BEN 2004 sonlarında tekrar zuhur eden ‘Kürt meselesinin’, diğer dönemlerde olduğundan daha beter bir ‘dışarıdan kaşınan mesele’ olduğunu düşünüyorum.
Şemdinli yolu bu kez Irak’tan geçiyor!
Evet doğrudur; Apo son dönemlerde ‘çift milletli tek cumhuriyet’ çözümüne sarılmış bir görünüm vermektedir; ama Kuzey Irak’ta ABD’nin oluşturduğu/oluşturmak zorunda kaldığı yeni denklemlerde PKK’yı kimin yönettiği meçhuldür.
* * *
Bu hafta sürekli yazdım. Türkiye, Şemdinli’de olan bitenlerin önüne geçmek için ivedilikle Kuzey Irak politikasını belirlemek zorunda.
İçeride ise yapabileceği tek şey, Kopenhag Kriterleri ile şekillenen uyum yasalarını hayata geçirmektir.
* * *
Başbakan’ın ortaya attığı alt kimlik-üst kimlik tartışmasında alt kimlikte yer alan ‘Türklük’ kavramının üst kimlikte de yer almasını kabul etmeyen zihniyet, hálá şu sorulara cevap vermiyor, hatta cevap dahi aramıyor:
Türkiye Cumhuriyeti’ne vatandaşlık bağı ile bağlı olan insanlara ne denir?

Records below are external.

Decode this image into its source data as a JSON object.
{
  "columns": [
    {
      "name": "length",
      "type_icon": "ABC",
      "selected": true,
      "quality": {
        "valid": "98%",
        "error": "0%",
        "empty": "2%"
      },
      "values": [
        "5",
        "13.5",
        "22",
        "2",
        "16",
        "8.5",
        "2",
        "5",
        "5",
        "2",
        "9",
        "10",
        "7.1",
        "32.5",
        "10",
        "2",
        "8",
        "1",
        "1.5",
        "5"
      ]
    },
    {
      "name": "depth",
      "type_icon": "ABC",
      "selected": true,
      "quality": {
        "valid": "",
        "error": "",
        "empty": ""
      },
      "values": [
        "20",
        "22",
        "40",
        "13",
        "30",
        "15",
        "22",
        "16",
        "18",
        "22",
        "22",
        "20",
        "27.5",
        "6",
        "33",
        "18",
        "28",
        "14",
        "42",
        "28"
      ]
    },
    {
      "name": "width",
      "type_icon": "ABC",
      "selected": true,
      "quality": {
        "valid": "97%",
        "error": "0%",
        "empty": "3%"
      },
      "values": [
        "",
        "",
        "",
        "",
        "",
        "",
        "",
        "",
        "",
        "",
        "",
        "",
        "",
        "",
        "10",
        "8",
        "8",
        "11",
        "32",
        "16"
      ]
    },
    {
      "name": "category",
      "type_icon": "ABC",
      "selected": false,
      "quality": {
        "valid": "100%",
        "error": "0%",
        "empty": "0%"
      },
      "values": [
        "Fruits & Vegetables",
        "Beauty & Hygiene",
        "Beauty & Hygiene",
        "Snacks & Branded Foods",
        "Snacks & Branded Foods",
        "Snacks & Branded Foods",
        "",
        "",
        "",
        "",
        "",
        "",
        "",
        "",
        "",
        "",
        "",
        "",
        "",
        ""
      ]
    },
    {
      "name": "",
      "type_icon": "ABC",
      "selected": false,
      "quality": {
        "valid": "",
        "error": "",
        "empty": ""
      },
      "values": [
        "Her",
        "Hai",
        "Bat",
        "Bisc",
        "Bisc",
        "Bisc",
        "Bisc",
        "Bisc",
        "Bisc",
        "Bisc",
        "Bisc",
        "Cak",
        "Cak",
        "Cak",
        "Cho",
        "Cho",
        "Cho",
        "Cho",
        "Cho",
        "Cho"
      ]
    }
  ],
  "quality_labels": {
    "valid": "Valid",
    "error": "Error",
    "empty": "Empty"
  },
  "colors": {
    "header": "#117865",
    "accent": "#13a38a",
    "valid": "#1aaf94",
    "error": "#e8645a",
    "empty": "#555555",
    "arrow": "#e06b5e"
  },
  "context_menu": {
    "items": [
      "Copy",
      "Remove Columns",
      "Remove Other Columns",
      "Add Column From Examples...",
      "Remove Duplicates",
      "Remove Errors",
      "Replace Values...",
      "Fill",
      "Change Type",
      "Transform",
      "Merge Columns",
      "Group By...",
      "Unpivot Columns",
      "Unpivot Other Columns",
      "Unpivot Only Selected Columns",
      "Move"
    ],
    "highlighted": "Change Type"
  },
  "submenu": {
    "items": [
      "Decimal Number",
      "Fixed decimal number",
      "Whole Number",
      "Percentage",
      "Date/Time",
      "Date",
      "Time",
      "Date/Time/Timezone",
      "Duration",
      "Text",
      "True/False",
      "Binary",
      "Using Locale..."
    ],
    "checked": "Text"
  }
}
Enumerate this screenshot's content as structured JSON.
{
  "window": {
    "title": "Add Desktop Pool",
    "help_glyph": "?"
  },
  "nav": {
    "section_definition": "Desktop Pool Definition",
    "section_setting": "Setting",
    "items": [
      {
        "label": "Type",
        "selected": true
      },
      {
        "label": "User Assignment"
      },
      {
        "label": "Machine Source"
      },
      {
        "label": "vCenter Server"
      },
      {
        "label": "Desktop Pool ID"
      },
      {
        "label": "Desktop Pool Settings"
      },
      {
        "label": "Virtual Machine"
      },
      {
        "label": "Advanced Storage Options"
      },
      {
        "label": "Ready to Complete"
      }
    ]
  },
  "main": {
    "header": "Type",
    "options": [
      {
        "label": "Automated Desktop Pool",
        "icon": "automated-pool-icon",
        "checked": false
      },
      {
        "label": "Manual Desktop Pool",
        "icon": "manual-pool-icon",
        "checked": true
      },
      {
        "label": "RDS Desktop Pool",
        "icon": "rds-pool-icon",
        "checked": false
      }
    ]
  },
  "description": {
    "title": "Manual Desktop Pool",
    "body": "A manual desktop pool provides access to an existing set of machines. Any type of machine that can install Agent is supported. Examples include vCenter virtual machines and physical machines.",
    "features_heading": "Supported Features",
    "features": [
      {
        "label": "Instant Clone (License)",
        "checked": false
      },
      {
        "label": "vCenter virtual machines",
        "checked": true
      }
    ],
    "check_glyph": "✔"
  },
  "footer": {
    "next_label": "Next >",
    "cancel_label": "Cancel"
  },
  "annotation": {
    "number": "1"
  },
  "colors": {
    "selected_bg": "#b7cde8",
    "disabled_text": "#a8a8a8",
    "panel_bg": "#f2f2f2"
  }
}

Anayasal vatandaşın adı nedir?
Ulus devlet, tek bir ulusa (millete) dayanıyorsa bu ulusun adı nedir?
Yok, iki ulustan (millet) oluşmuşsa (Türk ve Kürt); içinde ‘federatif’ bir paylaşım olmadan böyle bir devlet, ulus devlet olabilir mi? Eğer öyle ise Anayasa’nın federatif bir anlayışla yeniden düzenlenmesi gerekmiyor mu?
Bu durumda ‘Türkiye Cumhuriyeti’ kavramını da değiştirmek gerekmez mi? İki uluslu (millet) bir devletin adı neden tek ulusa (Türklük) dayandırılacaktır?
Eğer ‘Türkiyelilik’ diye bir kavram uydurulacaksa, Kürt olmayanlar bu kavramı benimseyecekler mi? Onların görüşünün hiç mi anlamı yok? Yıllardır önerilen bu kavram neden tutmaz?
Yine eğer; Türkiye iki uluslu bir cumhuriyet olarak şekillenecekse Lazları, Çerkezleri, Rumelileri, Gürcüleri, Yahudileri, Rumları, Ermenileri vb. neyleyeceğiz?
‘Onların sayısı çok az, zaten onlar da Türklük şemsiyesi altında erimeye razılar!’ diyerek, onlara sormadan kendileriyle ilgili hüküm mü ileri süreceğiz?
* * *
Bu soruları sormamın nedeni, bugün itibarıyla hükümet yetkilileri başta olmak üzere, ‘Kürt meselesine’ kafa yoran Türk ve Kürt ‘aydınlarının’ hiç ama hiç entelektüel bir hazırlık yapmadan ve zerre kadar dünyayı okumaya kalkmadan doğmamış çocuğa don biçmeye kalkmalarıdır. Sordukları sorular arasına yukarıdakileri katmazsak, kaş yapayım derken göz çıkarmaya kalkmayacak mıyız?
* * *
Kürtlerin haklı talepleri, ‘bireysel hak ve özgürlükler’ çerçevesinde uyum yasaları sayesinde káğıt üzerinde büyük çapta çözülmüştür.
Ancak, Türkiye Cumhuriyeti zihniyet savaşlarında çok geri kalmıştır!
Özgürlüklerin önündeki en büyük engel, özgürlük yasalarını hazmedemeyen askeri ve sivil bürokrasidir!
* * *
Hükümet, Kürt realitesini tanımak istiyorsa, örneğin özel sektörün anadilde (Kürtçe) TV yayını yapmasını sadece onaylamak değil, teşvik etmesi lazım!
Bakalım ‘Kürt realitesi’ Kürtçe yayınların yaşaması için ne kadar yardımcı olacak? Kürt entelektüeller nasıl bir sınav verecekler? Özel televizyonlar ‘25 milyon Kürt’ tarafından nasıl finanse edilecek ve yaşatılacak?